Me dediqué a perderte

Resultó más sencillo de lo que pensaba. Es más, me asustó su indiferencia, un talento desconocido para mí hasta ese momento.

De repente, ya no me sentía deseada. Edmond no se lanzaba a mis brazos como antes. Yo sabía que estaba nadando entre dos aguas y que, más pronto que tarde, otra ocuparía mi lugar.

Quizás esa mujer aún no había aparecido, pero no tardaría mucho. El hombre al que a pesar de todo aún amaba estaba sentado a mi lado dejando pasar el tiempo. No sabía o no podía resolver la situación. Estaba perdido en su propio laberinto.

Estaba acostumbrado a la perfecta ejecución de sus planes en todos los sentidos. Se paseaba por el mundo con bellezas con las que compartía secretos inconfesables, pero que no tenían nada que decir. Desde mi mundana imperfección, yo le había regalado mi alma.

Sabía que expulsándolo de mi vida también aniquilaría para siempre mi capacidad de enamorarme, pero era una cuestión de supervivencia. Ni él dejaría su rutina trashumante para quedarse conmigo en Barcelona, ni yo me iría a vivir a París esperando a que volviera de una de sus muchas misiones diplomáticas.

—¿Sabes, Edmond? Hace mucho tiempo que he dejado de escucharte —le dije a bocajarro, sin darle tregua—. ¿A qué has venido? ¿A convencerme de que basta con las migajas que me ofreces? ¿Quizá crees que me respetaré tan poco que pensaré que es lo que me merezco y te daré las gracias? Esto habría sido antes, pero ahora que estoy sola en el mundo no me conformo con tan poco.

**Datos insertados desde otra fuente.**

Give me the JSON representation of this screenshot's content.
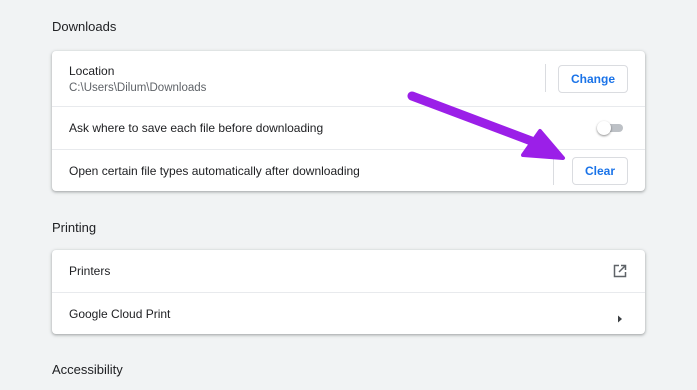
{
  "downloads": {
    "title": "Downloads",
    "location_label": "Location",
    "location_value": "C:\\Users\\Dilum\\Downloads",
    "change_label": "Change",
    "ask_label": "Ask where to save each file before downloading",
    "ask_enabled": false,
    "open_label": "Open certain file types automatically after downloading",
    "clear_label": "Clear"
  },
  "printing": {
    "title": "Printing",
    "printers_label": "Printers",
    "printers_icon": "open-in-new-icon",
    "cloud_label": "Google Cloud Print",
    "cloud_icon": "chevron-right-icon"
  },
  "accessibility": {
    "title": "Accessibility"
  },
  "annotation": {
    "arrow_color": "#9b1fe8"
  },
  "colors": {
    "page_bg": "#f1f3f4",
    "card_bg": "#ffffff",
    "accent": "#1a73e8"
  }
}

Respiré un poco antes de continuar:

—Tengo que confesarte que me he equivocado. Me he defraudado a mí misma aceptando tus caprichos, tus reacciones incomprensibles. No me daba cuenta de que vivía en una ensoñación. ¿Recuerdas cuando nos conocimos en el aeropuerto de El Prat? Me dijiste que yo era como una de las heroínas que admirabas de tus lecturas de juventud. Diste en el clavo, por eso soy como una dama del siglo pasado, permanentemente enamorada del amor. Con todos tus viajes, países y vivencias, aún no has aprendido el significado de la palabra amor. ¡Qué lástima, lo siento por ti! Quiero que salgas de mi vida, pero no olvides que te lo pido sabiendo que nadie te ha querido nunca como yo. He estado a punto de morir por amor, mejor dicho, por desamor, y optaré por quererme más a mí misma.

Tan solo quería que se fuera. No tenía miedo de cambiar de opinión, nunca había tenido tan claras las cosas con respecto a él. De repente, se había hecho de día y lo que veía no me gustaba.

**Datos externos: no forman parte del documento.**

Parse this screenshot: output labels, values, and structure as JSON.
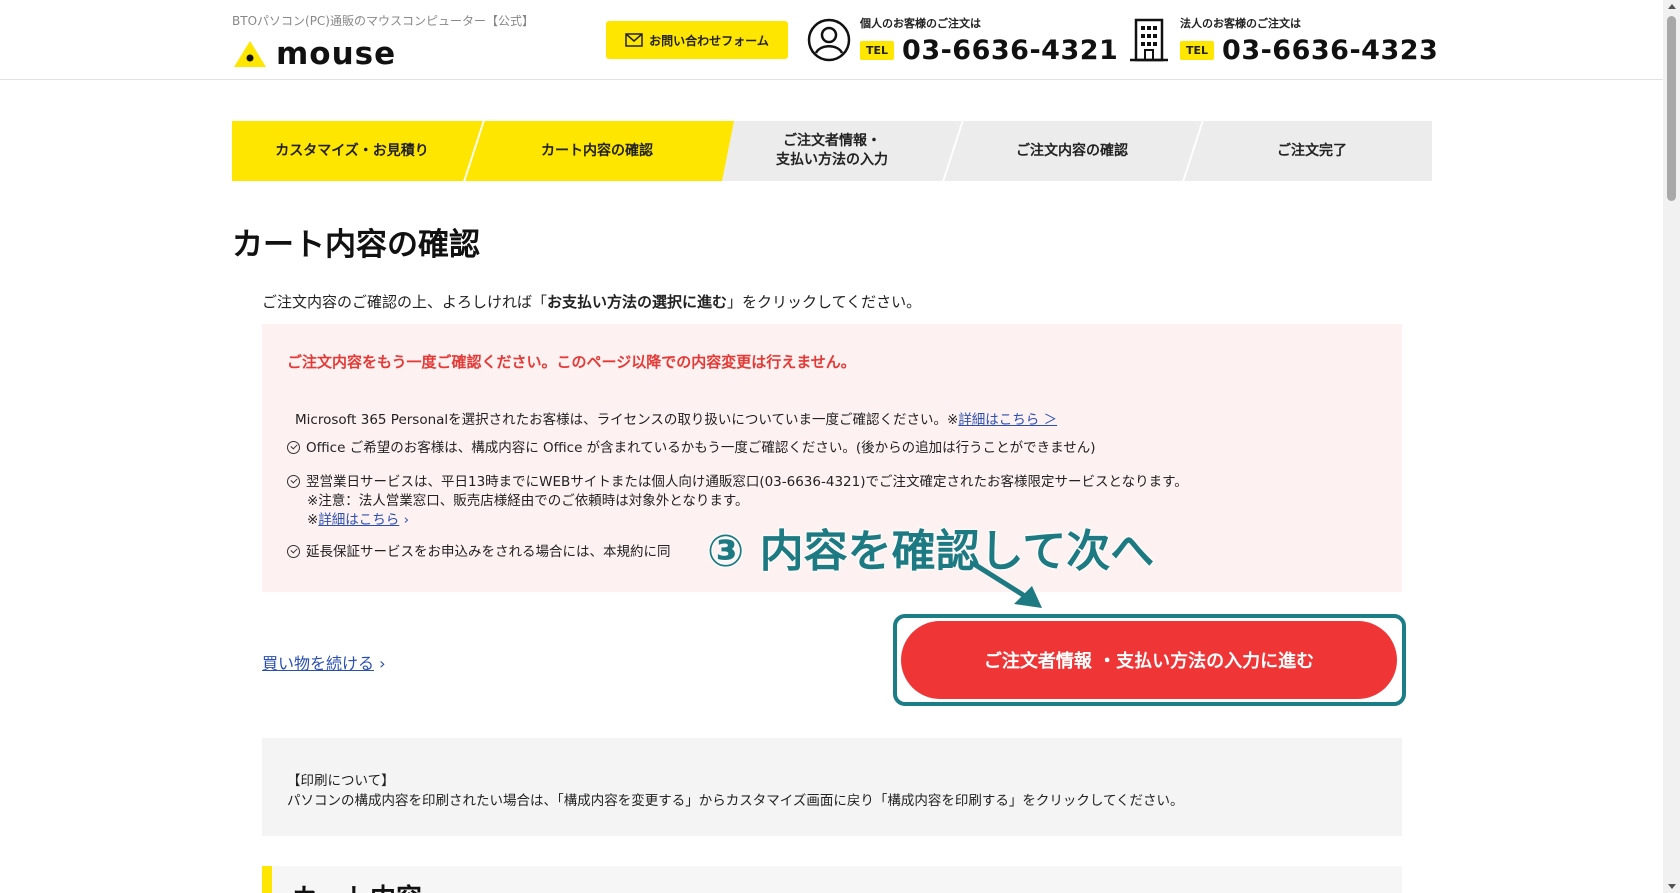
{
  "header": {
    "tagline": "BTOパソコン(PC)通販のマウスコンピューター【公式】",
    "logo_text": "mouse",
    "contact_button": "お問い合わせフォーム",
    "personal": {
      "caption": "個人のお客様のご注文は",
      "tel_label": "TEL",
      "number": "03-6636-4321"
    },
    "corporate": {
      "caption": "法人のお客様のご注文は",
      "tel_label": "TEL",
      "number": "03-6636-4323"
    }
  },
  "steps": [
    {
      "label": "カスタマイズ・お見積り",
      "active": true
    },
    {
      "label": "カート内容の確認",
      "active": true
    },
    {
      "label_line1": "ご注文者情報・",
      "label_line2": "支払い方法の入力",
      "active": false
    },
    {
      "label": "ご注文内容の確認",
      "active": false
    },
    {
      "label": "ご注文完了",
      "active": false
    }
  ],
  "page_title": "カート内容の確認",
  "intro": {
    "before": "ご注文内容のご確認の上、よろしければ「",
    "bold": "お支払い方法の選択に進む",
    "after": "」をクリックしてください。"
  },
  "notice": {
    "heading": "ご注文内容をもう一度ご確認ください。このページ以降での内容変更は行えません。",
    "ms365": "Microsoft 365 Personalを選択されたお客様は、ライセンスの取り扱いについていま一度ご確認ください。※",
    "ms365_link": "詳細はこちら ＞",
    "office": "Office ご希望のお客様は、構成内容に Office が含まれているかもう一度ご確認ください。(後からの追加は行うことができません)",
    "nextday": "翌営業日サービスは、平日13時までにWEBサイトまたは個人向け通販窓口(03-6636-4321)でご注文確定されたお客様限定サービスとなります。",
    "nextday_note": "※注意：法人営業窓口、販売店様経由でのご依頼時は対象外となります。",
    "nextday_link_prefix": "※",
    "nextday_link": "詳細はこちら",
    "warranty": "延長保証サービスをお申込みをされる場合には、本規約に同"
  },
  "annotation": "③ 内容を確認して次へ",
  "continue_link": "買い物を続ける",
  "cta_button": "ご注文者情報 ・支払い方法の入力に進む",
  "print": {
    "title": "【印刷について】",
    "body": "パソコンの構成内容を印刷されたい場合は、「構成内容を変更する」からカスタマイズ画面に戻り「構成内容を印刷する」をクリックしてください。"
  },
  "bottom_heading": "カート内容",
  "colors": {
    "accent_yellow": "#ffe600",
    "cta_red": "#ef3535",
    "annotation_teal": "#1b7d86",
    "warning_red": "#e53935"
  }
}
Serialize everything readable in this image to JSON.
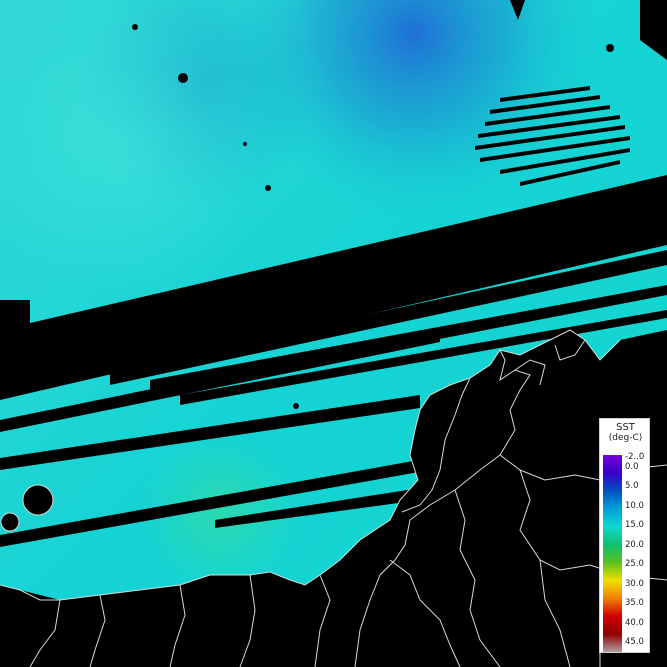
{
  "map": {
    "colors": {
      "ocean_base": "#18d6d6",
      "ocean_light": "#3fe2d8",
      "ocean_deep": "#0a9fcf",
      "ocean_blue": "#1d6fd6",
      "ocean_warm": "#2fe0a8",
      "land": "#000000",
      "no_data": "#000000",
      "border": "#d8d8d8"
    }
  },
  "legend": {
    "title": "SST",
    "unit": "(deg-C)",
    "ticks": [
      "-2..0",
      "0.0",
      "5.0",
      "10.0",
      "15.0",
      "20.0",
      "25.0",
      "30.0",
      "35.0",
      "40.0",
      "45.0"
    ],
    "gradient": [
      "#7a00d8",
      "#3a00c8",
      "#0050c0",
      "#00a0d8",
      "#10d8d0",
      "#10c070",
      "#58c020",
      "#f0e000",
      "#f08000",
      "#d00000",
      "#900000",
      "#b0a0a0"
    ]
  }
}
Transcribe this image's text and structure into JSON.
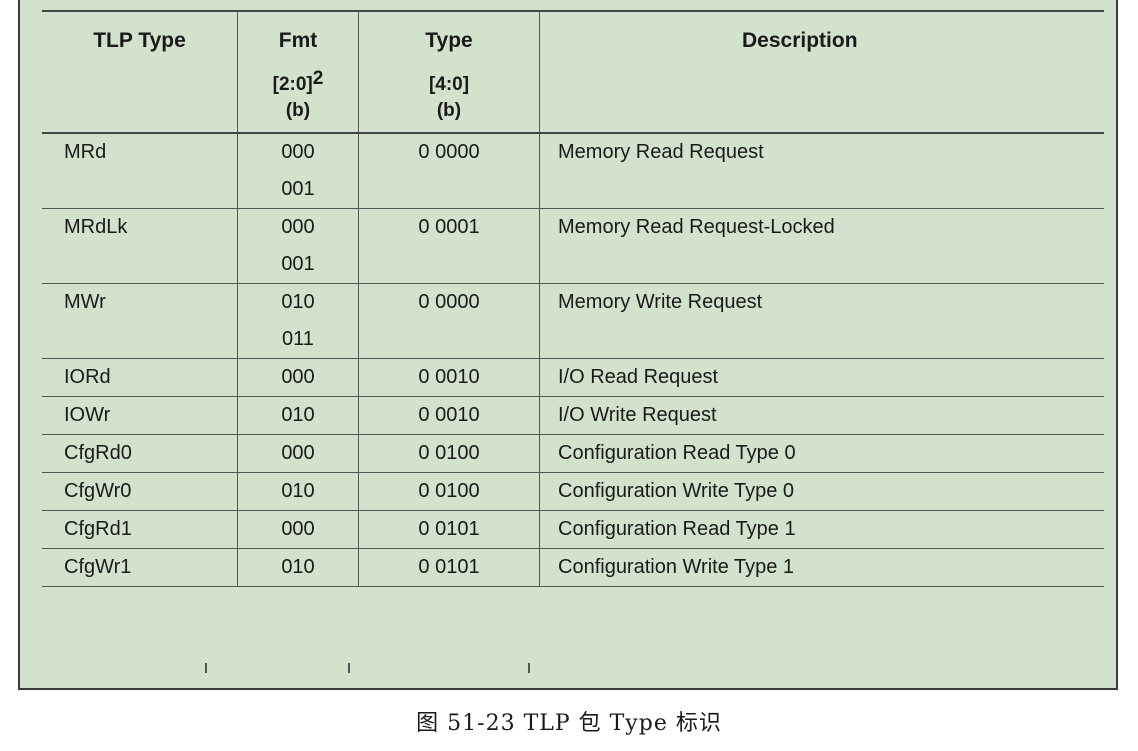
{
  "table": {
    "headers": {
      "tlp_type": "TLP Type",
      "fmt": "Fmt",
      "fmt_bits": "[2:0]",
      "fmt_sup": "2",
      "fmt_unit": "(b)",
      "type": "Type",
      "type_bits": "[4:0]",
      "type_unit": "(b)",
      "description": "Description"
    },
    "rows": [
      {
        "type": "MRd",
        "fmt": [
          "000",
          "001"
        ],
        "typebits": "0 0000",
        "desc": "Memory Read Request"
      },
      {
        "type": "MRdLk",
        "fmt": [
          "000",
          "001"
        ],
        "typebits": "0 0001",
        "desc": "Memory Read Request-Locked"
      },
      {
        "type": "MWr",
        "fmt": [
          "010",
          "011"
        ],
        "typebits": "0 0000",
        "desc": "Memory Write Request"
      },
      {
        "type": "IORd",
        "fmt": [
          "000"
        ],
        "typebits": "0 0010",
        "desc": "I/O Read Request"
      },
      {
        "type": "IOWr",
        "fmt": [
          "010"
        ],
        "typebits": "0 0010",
        "desc": "I/O Write Request"
      },
      {
        "type": "CfgRd0",
        "fmt": [
          "000"
        ],
        "typebits": "0 0100",
        "desc": "Configuration Read Type 0"
      },
      {
        "type": "CfgWr0",
        "fmt": [
          "010"
        ],
        "typebits": "0 0100",
        "desc": "Configuration Write Type 0"
      },
      {
        "type": "CfgRd1",
        "fmt": [
          "000"
        ],
        "typebits": "0 0101",
        "desc": "Configuration Read Type 1"
      },
      {
        "type": "CfgWr1",
        "fmt": [
          "010"
        ],
        "typebits": "0 0101",
        "desc": "Configuration Write Type 1"
      }
    ]
  },
  "caption": "图 51-23  TLP 包 Type 标识",
  "colors": {
    "panel_background": "#d3e2cc",
    "rule": "#555555",
    "text": "#1a1a1a"
  }
}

—Me has destrozado el corazón, pero tienes razón: tu amor propio te ha salvado. Te he querido como yo puedo hacerlo, sin comprometerme más allá del día de hoy. Te lo dije la primera noche que pasamos juntos en París. Tengo miedo de perderte, pero no pienso cambiar. Te echaré mucho de menos y te amaré hasta el final de mis días, pero no puedo ofrecerte nada más. Has curado la herida antes de que se infecte y has hecho bien.

Dicho esto, se levantó y yo hice lo mismo. Lo acompañé hasta la puerta. No hubo ni una lágrima ni un grito ni un reproche. La más absoluta de las desafecciones, como si aquella escena, para mí nueva y dolorosa, Edmond la hubiera vivido mil veces antes.

Al darnos el último abrazo, intenté buscar en mi corazón un poco de dolor, pero tan solo sentí una agradable sensación de libertad.

Se fue sin mirar atrás, tal como había llegado. Paró un taxi. Mientras se alejaba, recordé una vieja canción del mexicano Alejandro Fernández: «Él se había dedicado a perderme y yo a quererlo».